Relying on the uncertain read performance of an SSD for loading assets into your system RAM, then transferring them to the GPU and using limited GPU resources in realtime is the fever dream of a madperson. Instead, we could be pre-loading assets into RAM, relying on the very consistent performance of system RAM and increased CPU resources to do the same job. But what do I know?

In Conclusion...


Like I said last time, it's boggling my mind that (in my opinion) time is being wasted on developing and implementing this feature in the PC space when all indications are that these problems are specifically last gen and, going forward, only on consoles. As I said above, the systems where this technology could really help are already weak and placing a higher burden on the GPU is not likely to help. In higher-end systems, RAM quantity, CPU and GPU performance are not likely to be lacking so DirectStorage cannot help there because it's much worse to steal GPU resources and bandwidth and it's worse to draw data directly from the SSD instead of from system RAM as a standard operation.

I honestly feel like a broken record, here...

4 comments:

Neutro said...

Nice article, thanks for this information. Keep it up x).

Duoae said...

Thanks! :)

ratty said...

isn't the decompression hardware accelerated somehow? like how you can set PhysX to both CPU and GPU. but selecting GPU doesn't really take away GPU power , at least noticeably? while selecting CPU for PhysX definitely slows things down.

Duoae said...

I think it depends, ratty.
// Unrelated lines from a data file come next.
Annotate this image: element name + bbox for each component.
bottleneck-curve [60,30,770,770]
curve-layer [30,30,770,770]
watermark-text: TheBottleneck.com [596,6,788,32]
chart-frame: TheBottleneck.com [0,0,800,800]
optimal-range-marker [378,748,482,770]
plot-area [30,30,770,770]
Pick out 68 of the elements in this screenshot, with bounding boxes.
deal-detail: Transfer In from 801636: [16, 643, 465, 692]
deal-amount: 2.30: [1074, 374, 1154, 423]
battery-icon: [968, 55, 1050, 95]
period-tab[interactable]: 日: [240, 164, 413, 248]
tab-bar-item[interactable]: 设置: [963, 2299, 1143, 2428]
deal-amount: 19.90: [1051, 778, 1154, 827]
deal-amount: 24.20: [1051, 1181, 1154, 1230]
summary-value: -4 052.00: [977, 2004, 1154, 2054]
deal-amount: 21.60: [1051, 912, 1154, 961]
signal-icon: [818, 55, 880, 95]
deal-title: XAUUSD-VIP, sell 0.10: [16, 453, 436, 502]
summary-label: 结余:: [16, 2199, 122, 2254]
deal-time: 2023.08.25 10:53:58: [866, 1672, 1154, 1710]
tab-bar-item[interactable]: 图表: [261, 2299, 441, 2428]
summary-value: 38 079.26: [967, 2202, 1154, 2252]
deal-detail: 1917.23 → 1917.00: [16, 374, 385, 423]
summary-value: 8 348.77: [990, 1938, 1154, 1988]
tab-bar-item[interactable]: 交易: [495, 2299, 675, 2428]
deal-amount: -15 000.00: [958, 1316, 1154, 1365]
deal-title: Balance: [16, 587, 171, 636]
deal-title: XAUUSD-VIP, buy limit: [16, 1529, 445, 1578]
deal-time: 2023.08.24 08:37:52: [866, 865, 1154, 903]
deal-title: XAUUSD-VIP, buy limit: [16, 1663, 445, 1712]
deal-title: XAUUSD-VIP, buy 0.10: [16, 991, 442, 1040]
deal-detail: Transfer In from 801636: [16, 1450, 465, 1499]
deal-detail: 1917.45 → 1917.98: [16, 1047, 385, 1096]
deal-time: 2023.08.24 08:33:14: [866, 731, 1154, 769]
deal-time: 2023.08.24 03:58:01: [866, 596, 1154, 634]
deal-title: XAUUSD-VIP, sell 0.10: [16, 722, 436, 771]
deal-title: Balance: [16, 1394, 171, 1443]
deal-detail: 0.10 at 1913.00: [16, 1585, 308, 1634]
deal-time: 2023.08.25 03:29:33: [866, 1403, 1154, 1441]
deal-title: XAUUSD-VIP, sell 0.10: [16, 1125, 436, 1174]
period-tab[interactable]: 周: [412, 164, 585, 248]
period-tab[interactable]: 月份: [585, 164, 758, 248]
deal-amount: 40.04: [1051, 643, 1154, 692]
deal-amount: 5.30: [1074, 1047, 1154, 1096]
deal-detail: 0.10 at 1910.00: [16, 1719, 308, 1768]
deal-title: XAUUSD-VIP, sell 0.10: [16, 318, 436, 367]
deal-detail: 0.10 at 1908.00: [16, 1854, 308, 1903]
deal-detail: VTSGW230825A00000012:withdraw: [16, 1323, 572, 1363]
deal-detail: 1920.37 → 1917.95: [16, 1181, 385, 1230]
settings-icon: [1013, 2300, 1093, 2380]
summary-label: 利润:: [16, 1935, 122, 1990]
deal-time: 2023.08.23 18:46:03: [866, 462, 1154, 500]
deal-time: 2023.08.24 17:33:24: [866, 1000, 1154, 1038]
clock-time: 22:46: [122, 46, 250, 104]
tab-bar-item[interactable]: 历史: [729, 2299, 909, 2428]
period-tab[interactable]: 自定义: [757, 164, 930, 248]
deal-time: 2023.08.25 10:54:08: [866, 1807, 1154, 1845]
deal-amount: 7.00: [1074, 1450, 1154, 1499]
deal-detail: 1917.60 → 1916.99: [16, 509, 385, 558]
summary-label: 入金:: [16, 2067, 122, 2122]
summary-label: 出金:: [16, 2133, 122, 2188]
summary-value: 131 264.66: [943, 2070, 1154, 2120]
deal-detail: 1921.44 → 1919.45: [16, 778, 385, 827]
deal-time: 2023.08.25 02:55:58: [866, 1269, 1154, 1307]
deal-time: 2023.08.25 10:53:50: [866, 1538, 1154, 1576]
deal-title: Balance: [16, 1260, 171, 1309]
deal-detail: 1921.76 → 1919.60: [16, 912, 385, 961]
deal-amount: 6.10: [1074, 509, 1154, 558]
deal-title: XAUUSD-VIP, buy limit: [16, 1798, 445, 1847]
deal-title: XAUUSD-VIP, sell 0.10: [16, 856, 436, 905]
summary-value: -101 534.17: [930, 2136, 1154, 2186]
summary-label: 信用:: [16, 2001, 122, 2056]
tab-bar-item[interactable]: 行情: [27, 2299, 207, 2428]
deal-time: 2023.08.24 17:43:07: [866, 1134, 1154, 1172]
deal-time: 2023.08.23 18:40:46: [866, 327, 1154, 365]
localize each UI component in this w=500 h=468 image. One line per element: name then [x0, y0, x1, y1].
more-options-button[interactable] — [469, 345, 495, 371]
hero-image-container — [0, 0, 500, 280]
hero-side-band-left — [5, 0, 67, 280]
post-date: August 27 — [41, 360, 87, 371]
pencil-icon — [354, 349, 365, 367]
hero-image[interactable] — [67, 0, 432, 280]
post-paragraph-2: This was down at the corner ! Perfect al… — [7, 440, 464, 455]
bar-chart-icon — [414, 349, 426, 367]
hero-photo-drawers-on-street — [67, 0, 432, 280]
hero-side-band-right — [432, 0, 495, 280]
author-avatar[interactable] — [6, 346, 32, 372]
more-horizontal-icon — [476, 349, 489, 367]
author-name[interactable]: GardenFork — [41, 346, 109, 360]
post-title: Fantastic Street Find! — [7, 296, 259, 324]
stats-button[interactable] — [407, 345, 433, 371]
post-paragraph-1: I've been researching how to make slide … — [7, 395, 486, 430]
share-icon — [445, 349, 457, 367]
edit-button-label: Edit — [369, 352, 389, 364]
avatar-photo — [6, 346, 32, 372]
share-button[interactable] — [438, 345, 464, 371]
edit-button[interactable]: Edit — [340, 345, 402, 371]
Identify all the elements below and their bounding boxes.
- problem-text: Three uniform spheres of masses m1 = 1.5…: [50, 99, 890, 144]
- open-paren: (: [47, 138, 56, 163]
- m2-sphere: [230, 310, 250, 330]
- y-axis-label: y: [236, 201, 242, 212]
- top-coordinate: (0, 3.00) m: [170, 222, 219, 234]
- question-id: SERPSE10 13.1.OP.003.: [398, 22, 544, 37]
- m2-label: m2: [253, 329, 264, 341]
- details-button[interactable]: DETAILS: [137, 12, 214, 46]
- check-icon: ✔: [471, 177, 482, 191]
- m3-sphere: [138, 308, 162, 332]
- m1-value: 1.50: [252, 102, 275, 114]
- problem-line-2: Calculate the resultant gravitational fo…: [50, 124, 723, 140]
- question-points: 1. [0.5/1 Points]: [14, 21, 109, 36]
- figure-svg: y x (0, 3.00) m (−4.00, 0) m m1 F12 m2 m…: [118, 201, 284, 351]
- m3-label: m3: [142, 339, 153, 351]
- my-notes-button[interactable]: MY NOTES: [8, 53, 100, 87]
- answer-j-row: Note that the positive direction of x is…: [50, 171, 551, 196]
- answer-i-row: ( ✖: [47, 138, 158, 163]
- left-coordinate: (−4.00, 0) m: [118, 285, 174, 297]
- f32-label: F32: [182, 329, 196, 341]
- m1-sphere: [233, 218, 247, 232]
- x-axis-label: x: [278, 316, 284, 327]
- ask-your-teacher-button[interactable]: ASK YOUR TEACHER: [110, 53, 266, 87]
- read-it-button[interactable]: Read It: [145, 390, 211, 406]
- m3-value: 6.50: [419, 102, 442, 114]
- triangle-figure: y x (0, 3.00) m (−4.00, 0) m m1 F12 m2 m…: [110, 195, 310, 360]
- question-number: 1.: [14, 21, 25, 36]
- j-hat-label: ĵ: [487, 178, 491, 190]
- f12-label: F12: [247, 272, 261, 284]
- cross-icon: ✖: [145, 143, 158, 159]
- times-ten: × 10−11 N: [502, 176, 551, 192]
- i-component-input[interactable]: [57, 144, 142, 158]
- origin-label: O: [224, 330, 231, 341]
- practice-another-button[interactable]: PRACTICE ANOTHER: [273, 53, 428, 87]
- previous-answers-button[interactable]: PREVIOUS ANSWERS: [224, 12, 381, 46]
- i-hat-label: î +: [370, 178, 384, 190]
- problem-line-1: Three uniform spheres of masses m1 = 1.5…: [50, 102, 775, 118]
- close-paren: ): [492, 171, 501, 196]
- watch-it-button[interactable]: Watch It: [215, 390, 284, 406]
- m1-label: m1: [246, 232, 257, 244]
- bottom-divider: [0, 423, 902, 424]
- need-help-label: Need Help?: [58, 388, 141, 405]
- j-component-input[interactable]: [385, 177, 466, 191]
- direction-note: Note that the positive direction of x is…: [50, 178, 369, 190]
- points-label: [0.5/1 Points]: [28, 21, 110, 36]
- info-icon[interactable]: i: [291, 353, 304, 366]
How many things running concurrently don't take away "power"? There probably is a performance difference between Physx running on the GPU and with it off, it's just not huge. But add on this, add on RT, tessellation etc.... At some point you're going to notice it.

Plus, the problem right now is the way the API is designed, it still needs to work through CPU and main system memory. You're not gaining anything by taking resources away from the GPU.